I finally had my surgery on 2/7/14, almost a full year since it started! The Surgeon cut my AT in a long Z shape then slide the pieces apart and sewed the two top pieces together. My husband and I were under the impression that I would be up and walking around right after the surgery. This is what the surgeon was saying when I had the appointment to set up the surgery. Now that I know more about the whole process, I guess he was talking about after I was FWB but, he did not break it all down for us very well. So we were getting ready to leave the surgery center and the nurse asked if I had crutches or something since I was NWB. She told us about the knee scooter and we went straight to the medical supply and rented one. I absolutely love this thing and I recommend it to anybody that has had this surgery!
The surgeon put me in a boot, not a cast, he said with a cast there’s more of a chance of it rubbing or cutting me and causing an infection.
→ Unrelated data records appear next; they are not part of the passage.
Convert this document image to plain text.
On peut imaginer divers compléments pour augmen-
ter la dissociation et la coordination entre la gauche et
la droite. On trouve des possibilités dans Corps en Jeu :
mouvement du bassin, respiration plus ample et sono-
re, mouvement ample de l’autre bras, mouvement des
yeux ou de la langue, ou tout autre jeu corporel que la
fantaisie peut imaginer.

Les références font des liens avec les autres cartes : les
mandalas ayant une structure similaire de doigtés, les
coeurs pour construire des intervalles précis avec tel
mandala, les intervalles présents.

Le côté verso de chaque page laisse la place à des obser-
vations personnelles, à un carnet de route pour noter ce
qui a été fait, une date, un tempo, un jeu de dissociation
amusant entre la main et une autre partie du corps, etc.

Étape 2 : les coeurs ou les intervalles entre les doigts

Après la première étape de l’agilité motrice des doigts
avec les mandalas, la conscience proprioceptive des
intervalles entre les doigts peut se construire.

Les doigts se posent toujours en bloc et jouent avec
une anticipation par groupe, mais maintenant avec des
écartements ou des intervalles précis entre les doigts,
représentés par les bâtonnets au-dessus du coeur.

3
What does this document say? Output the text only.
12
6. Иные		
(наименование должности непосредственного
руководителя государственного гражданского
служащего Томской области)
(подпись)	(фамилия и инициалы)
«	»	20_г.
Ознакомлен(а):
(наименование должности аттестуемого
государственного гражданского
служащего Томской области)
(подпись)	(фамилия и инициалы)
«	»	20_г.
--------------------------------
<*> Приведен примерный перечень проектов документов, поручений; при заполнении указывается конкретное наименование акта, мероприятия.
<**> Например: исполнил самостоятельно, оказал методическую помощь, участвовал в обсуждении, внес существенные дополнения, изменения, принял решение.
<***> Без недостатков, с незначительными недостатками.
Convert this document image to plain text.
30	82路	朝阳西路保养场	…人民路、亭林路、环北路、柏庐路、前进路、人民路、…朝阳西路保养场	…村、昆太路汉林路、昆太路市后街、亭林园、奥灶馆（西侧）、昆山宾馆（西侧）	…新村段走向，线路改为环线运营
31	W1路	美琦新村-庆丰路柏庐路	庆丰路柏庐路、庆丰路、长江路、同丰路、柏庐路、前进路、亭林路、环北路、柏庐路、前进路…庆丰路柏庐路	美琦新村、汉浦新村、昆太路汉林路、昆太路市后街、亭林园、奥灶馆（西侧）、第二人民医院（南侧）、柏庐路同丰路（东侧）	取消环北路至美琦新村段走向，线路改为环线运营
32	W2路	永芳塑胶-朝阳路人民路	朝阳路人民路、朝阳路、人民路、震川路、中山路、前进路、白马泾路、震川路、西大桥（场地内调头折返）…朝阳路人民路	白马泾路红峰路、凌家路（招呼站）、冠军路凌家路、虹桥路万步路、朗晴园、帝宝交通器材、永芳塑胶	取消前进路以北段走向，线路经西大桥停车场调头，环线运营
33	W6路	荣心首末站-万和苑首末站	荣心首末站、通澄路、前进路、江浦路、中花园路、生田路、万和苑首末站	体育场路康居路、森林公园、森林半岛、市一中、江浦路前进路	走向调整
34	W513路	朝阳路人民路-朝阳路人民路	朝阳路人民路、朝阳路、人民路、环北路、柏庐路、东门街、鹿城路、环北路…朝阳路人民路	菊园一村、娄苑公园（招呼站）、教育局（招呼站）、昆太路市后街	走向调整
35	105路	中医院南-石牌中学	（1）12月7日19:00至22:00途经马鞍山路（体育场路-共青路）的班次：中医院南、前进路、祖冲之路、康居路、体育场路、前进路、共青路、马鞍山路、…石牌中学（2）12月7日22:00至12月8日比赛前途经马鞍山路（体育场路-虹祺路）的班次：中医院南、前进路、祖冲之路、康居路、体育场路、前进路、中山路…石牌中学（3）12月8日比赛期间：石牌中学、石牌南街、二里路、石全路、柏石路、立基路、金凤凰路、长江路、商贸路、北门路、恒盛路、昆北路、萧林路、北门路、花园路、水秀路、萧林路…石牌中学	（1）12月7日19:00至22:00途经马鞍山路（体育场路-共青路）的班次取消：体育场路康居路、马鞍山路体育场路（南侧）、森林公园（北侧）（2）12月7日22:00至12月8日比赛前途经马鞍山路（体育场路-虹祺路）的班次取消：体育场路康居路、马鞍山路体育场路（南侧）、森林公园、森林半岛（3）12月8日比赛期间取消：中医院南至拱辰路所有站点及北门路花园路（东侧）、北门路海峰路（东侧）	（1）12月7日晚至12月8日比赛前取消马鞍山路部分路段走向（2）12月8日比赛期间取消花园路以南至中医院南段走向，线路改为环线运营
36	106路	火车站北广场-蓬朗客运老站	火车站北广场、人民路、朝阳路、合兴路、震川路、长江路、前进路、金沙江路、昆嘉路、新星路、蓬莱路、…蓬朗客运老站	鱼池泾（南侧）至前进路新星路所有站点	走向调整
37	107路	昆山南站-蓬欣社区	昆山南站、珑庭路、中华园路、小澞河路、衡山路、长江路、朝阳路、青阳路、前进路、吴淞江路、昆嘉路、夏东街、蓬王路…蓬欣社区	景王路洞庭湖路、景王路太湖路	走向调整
I took the boot off once and that was to try on a different boot but, I quickly put the original one back on. My foot is very padded over the surgery area then wrapped with an ace bandage. I have no desire to try and sleep with the boot off or any of that. I am a bigger woman, non athletic and all I want is to be able to walk normally to my bathroom and back. I am not gonna risk injuring this thing or tearing it and having to start all over.
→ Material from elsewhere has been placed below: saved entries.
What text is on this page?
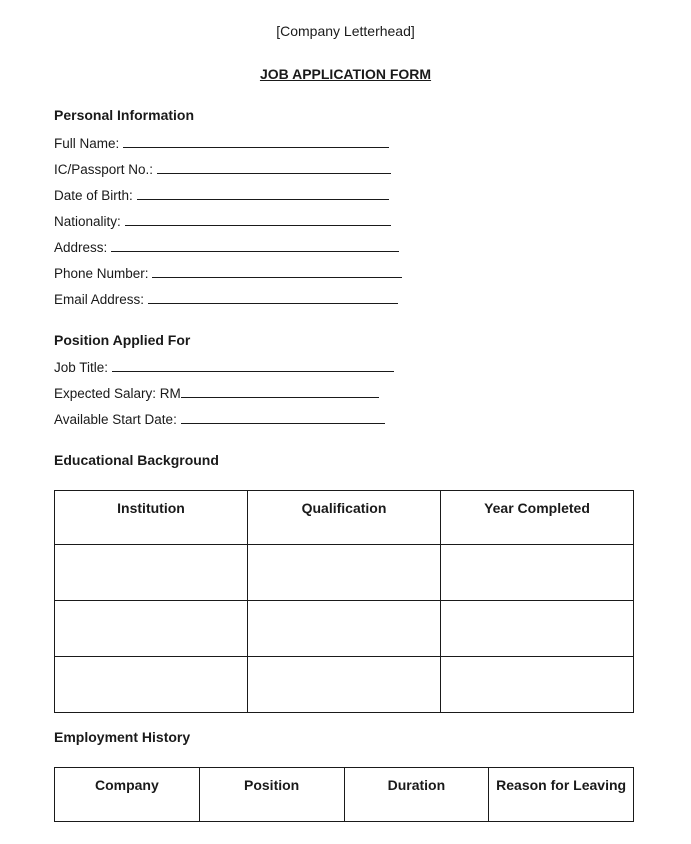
[Company Letterhead]
JOB APPLICATION FORM
Personal Information
Full Name:
IC/Passport No.:
Date of Birth:
Nationality:
Address:
Phone Number:
Email Address:
Position Applied For
Job Title:
Expected Salary: RM
Available Start Date:
Educational Background
Institution	Qualification	Year Completed

Employment History
Company	Position	Duration	Reason for Leaving
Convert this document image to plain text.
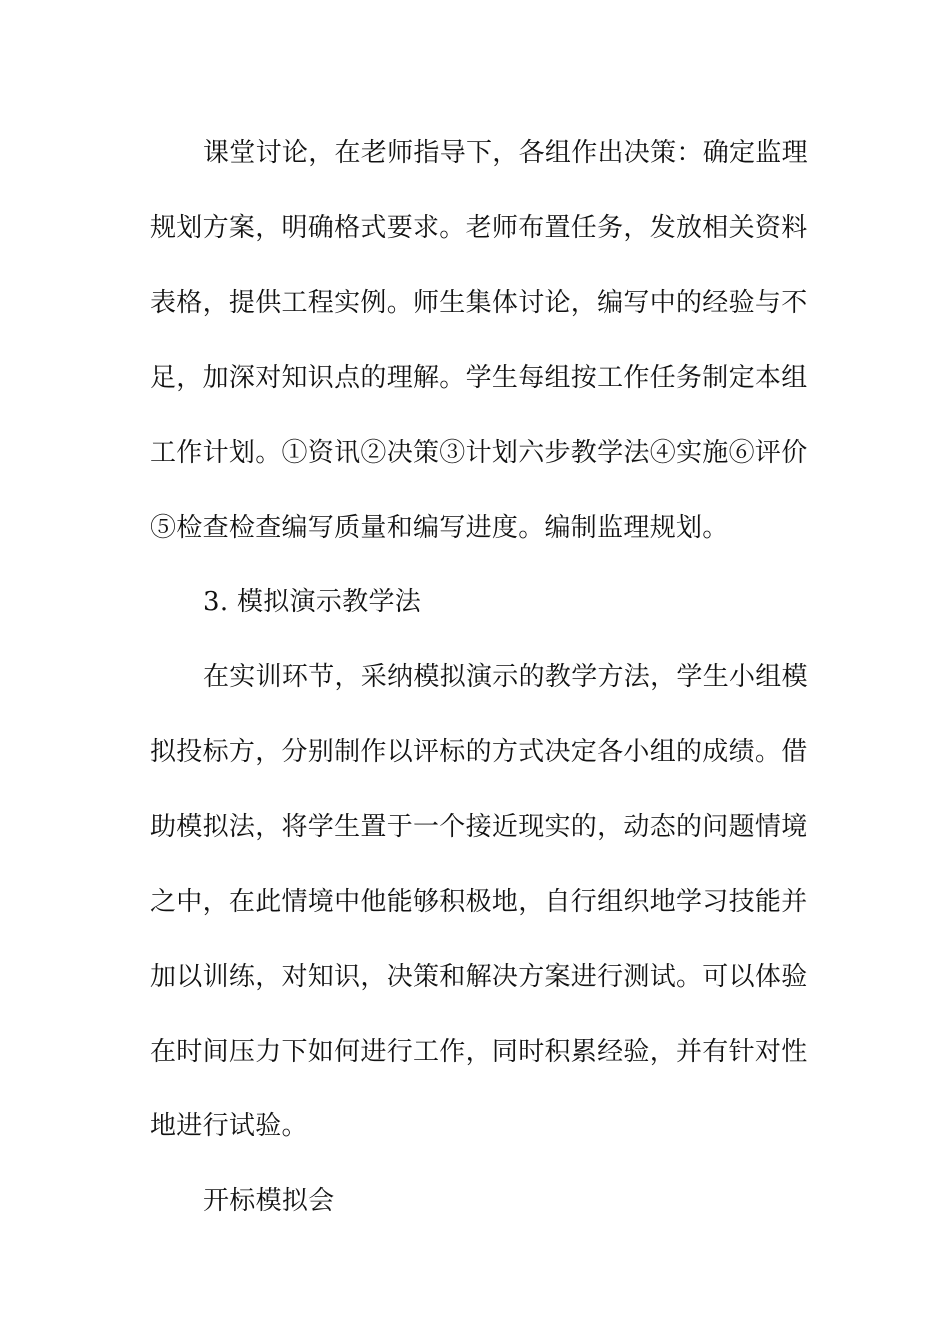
课堂讨论，在老师指导下，各组作出决策：确定监理
规划方案，明确格式要求。老师布置任务，发放相关资料
表格，提供工程实例。师生集体讨论，编写中的经验与不
足，加深对知识点的理解。学生每组按工作任务制定本组
工作计划。①资讯②决策③计划六步教学法④实施⑥评价
⑤检查检查编写质量和编写进度。编制监理规划。
3. 模拟演示教学法
在实训环节，采纳模拟演示的教学方法，学生小组模
拟投标方，分别制作以评标的方式决定各小组的成绩。借
助模拟法，将学生置于一个接近现实的，动态的问题情境
之中，在此情境中他能够积极地，自行组织地学习技能并
加以训练，对知识，决策和解决方案进行测试。可以体验
在时间压力下如何进行工作，同时积累经验，并有针对性
地进行试验。
开标模拟会
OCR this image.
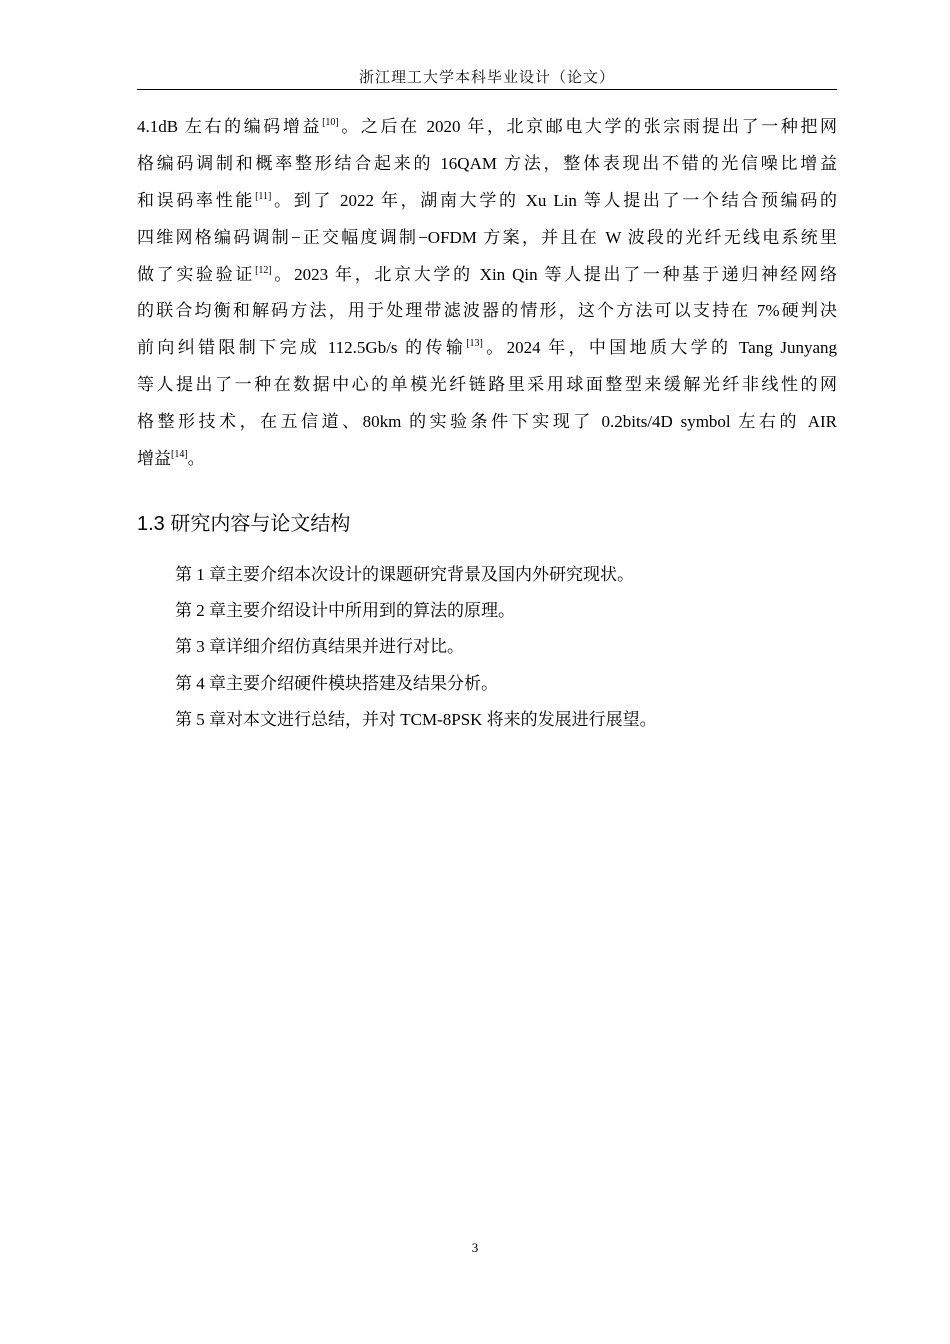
浙江理工大学本科毕业设计（论文）
4.1dB 左右的编码增益[10]。之后在 2020 年，北京邮电大学的张宗雨提出了一种把网
格编码调制和概率整形结合起来的 16QAM 方法，整体表现出不错的光信噪比增益
和误码率性能[11]。到了 2022 年，湖南大学的 Xu Lin 等人提出了一个结合预编码的
四维网格编码调制−正交幅度调制−OFDM 方案，并且在 W 波段的光纤无线电系统里
做了实验验证[12]。2023 年，北京大学的 Xin Qin 等人提出了一种基于递归神经网络
的联合均衡和解码方法，用于处理带滤波器的情形，这个方法可以支持在 7%硬判决
前向纠错限制下完成 112.5Gb/s 的传输[13]。2024 年，中国地质大学的 Tang Junyang
等人提出了一种在数据中心的单模光纤链路里采用球面整型来缓解光纤非线性的网
格整形技术，在五信道、80km 的实验条件下实现了 0.2bits/4D symbol 左右的 AIR
增益[14]。
1.3 研究内容与论文结构
第 1 章主要介绍本次设计的课题研究背景及国内外研究现状。
第 2 章主要介绍设计中所用到的算法的原理。
第 3 章详细介绍仿真结果并进行对比。
第 4 章主要介绍硬件模块搭建及结果分析。
第 5 章对本文进行总结，并对 TCM-8PSK 将来的发展进行展望。
3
The days following the surgery were very rough. There was a lot of pain and since I was already on pretty strong pain meds there wasn’t much that was stronger. The hardest part was getting to the bathroom. I used the scooter to get there but, our bathroom is very small so I couldn’t turn the scooter around in there. The key to keeping the pain down was to keep the foot propped up above my heart and keeping ice on it. You can’t get the ice pack in the exact area of the incision so, they showed me a trick at the surgery center. If you put the ice pack higher up on your calf from where the incision is, the cold will travel down and still work on the incision area so, I would just tuck the edge of the ice pack in the top of my boot cast and I was good to go.
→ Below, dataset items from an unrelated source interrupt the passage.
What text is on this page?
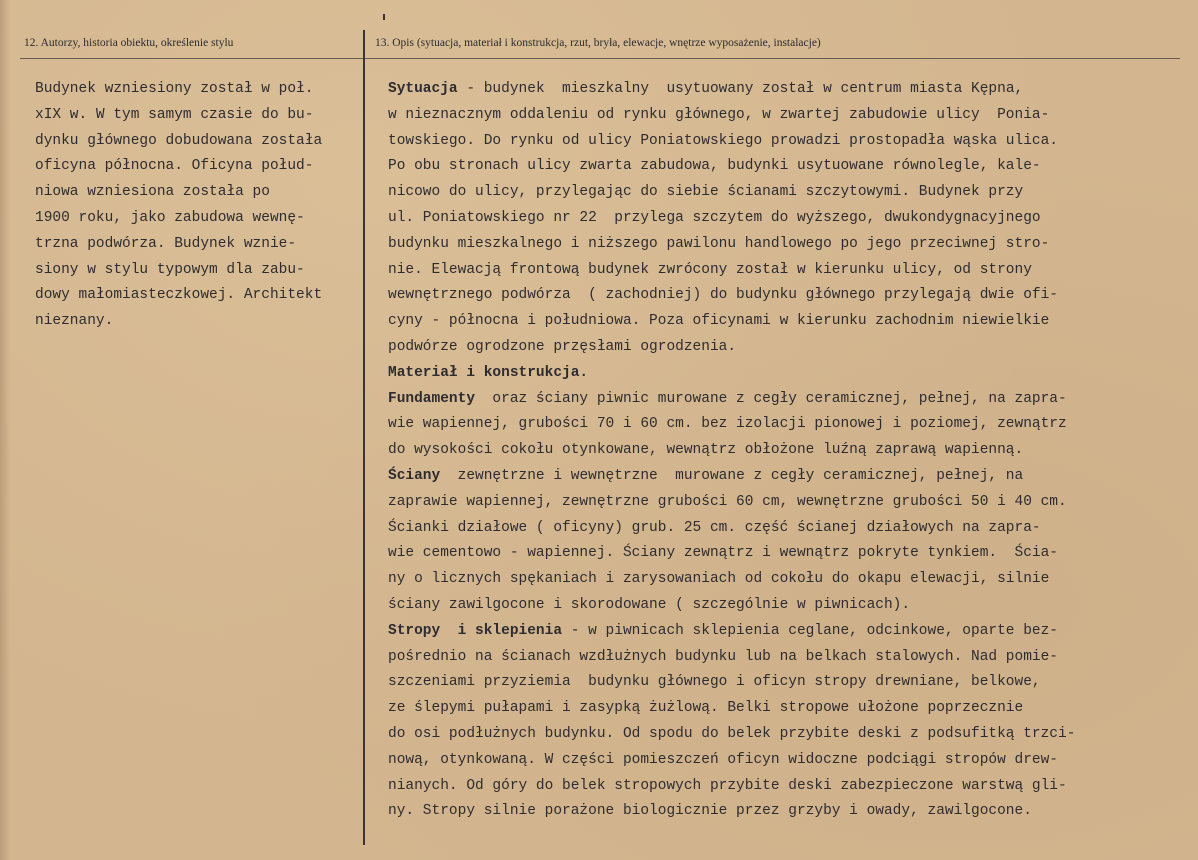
12. Autorzy, historia obiektu, określenie stylu	13. Opis (sytuacja, materiał i konstrukcja, rzut, bryła, elewacje, wnętrze wyposażenie, instalacje)
Budynek wzniesiony został w poł.
xIX w. W tym samym czasie do bu-
dynku głównego dobudowana została
oficyna północna. Oficyna połud-
niowa wzniesiona została po
1900 roku, jako zabudowa wewnę-
trzna podwórza. Budynek wznie-
siony w stylu typowym dla zabu-
dowy małomiasteczkowej. Architekt
nieznany.
Sytuacja - budynek  mieszkalny  usytuowany został w centrum miasta Kępna,
w nieznacznym oddaleniu od rynku głównego, w zwartej zabudowie ulicy  Ponia-
towskiego. Do rynku od ulicy Poniatowskiego prowadzi prostopadła wąska ulica.
Po obu stronach ulicy zwarta zabudowa, budynki usytuowane równolegle, kale-
nicowo do ulicy, przylegając do siebie ścianami szczytowymi. Budynek przy
ul. Poniatowskiego nr 22  przylega szczytem do wyższego, dwukondygnacyjnego
budynku mieszkalnego i niższego pawilonu handlowego po jego przeciwnej stro-
nie. Elewacją frontową budynek zwrócony został w kierunku ulicy, od strony
wewnętrznego podwórza  ( zachodniej) do budynku głównego przylegają dwie ofi-
cyny - północna i południowa. Poza oficynami w kierunku zachodnim niewielkie
podwórze ogrodzone przęsłami ogrodzenia.
Materiał i konstrukcja.
Fundamenty  oraz ściany piwnic murowane z cegły ceramicznej, pełnej, na zapra-
wie wapiennej, grubości 70 i 60 cm. bez izolacji pionowej i poziomej, zewnątrz
do wysokości cokołu otynkowane, wewnątrz obłożone luźną zaprawą wapienną.
Ściany  zewnętrzne i wewnętrzne  murowane z cegły ceramicznej, pełnej, na
zaprawie wapiennej, zewnętrzne grubości 60 cm, wewnętrzne grubości 50 i 40 cm.
Ścianki działowe ( oficyny) grub. 25 cm. część ścianej działowych na zapra-
wie cementowo - wapiennej. Ściany zewnątrz i wewnątrz pokryte tynkiem.  Ścia-
ny o licznych spękaniach i zarysowaniach od cokołu do okapu elewacji, silnie
ściany zawilgocone i skorodowane ( szczególnie w piwnicach).
Stropy  i sklepienia - w piwnicach sklepienia ceglane, odcinkowe, oparte bez-
pośrednio na ścianach wzdłużnych budynku lub na belkach stalowych. Nad pomie-
szczeniami przyziemia  budynku głównego i oficyn stropy drewniane, belkowe,
ze ślepymi pułapami i zasypką żużlową. Belki stropowe ułożone poprzecznie
do osi podłużnych budynku. Od spodu do belek przybite deski z podsufitką trzci-
nową, otynkowaną. W części pomieszczeń oficyn widoczne podciągi stropów drew-
nianych. Od góry do belek stropowych przybite deski zabezpieczone warstwą gli-
ny. Stropy silnie porażone biologicznie przez grzyby i owady, zawilgocone.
I do recommend staying on top of that pain medicine those first 4 or 5 days. Take it every 4 or 6 hours, depending on how it’s prescribed, I would even set the alarm on my phone and take it in the middle of the night. The other thing I recommend is getting some of those orange juice drink boxes and drink a couple a day to help keep your potassium up so you don’t get the muscle cramps in your calf as bad. I would get the cramps when I got on the scooter after laying down for a few hours. When, I would bend my leg up to knee to kneel on the scooter is when I would get them really bad.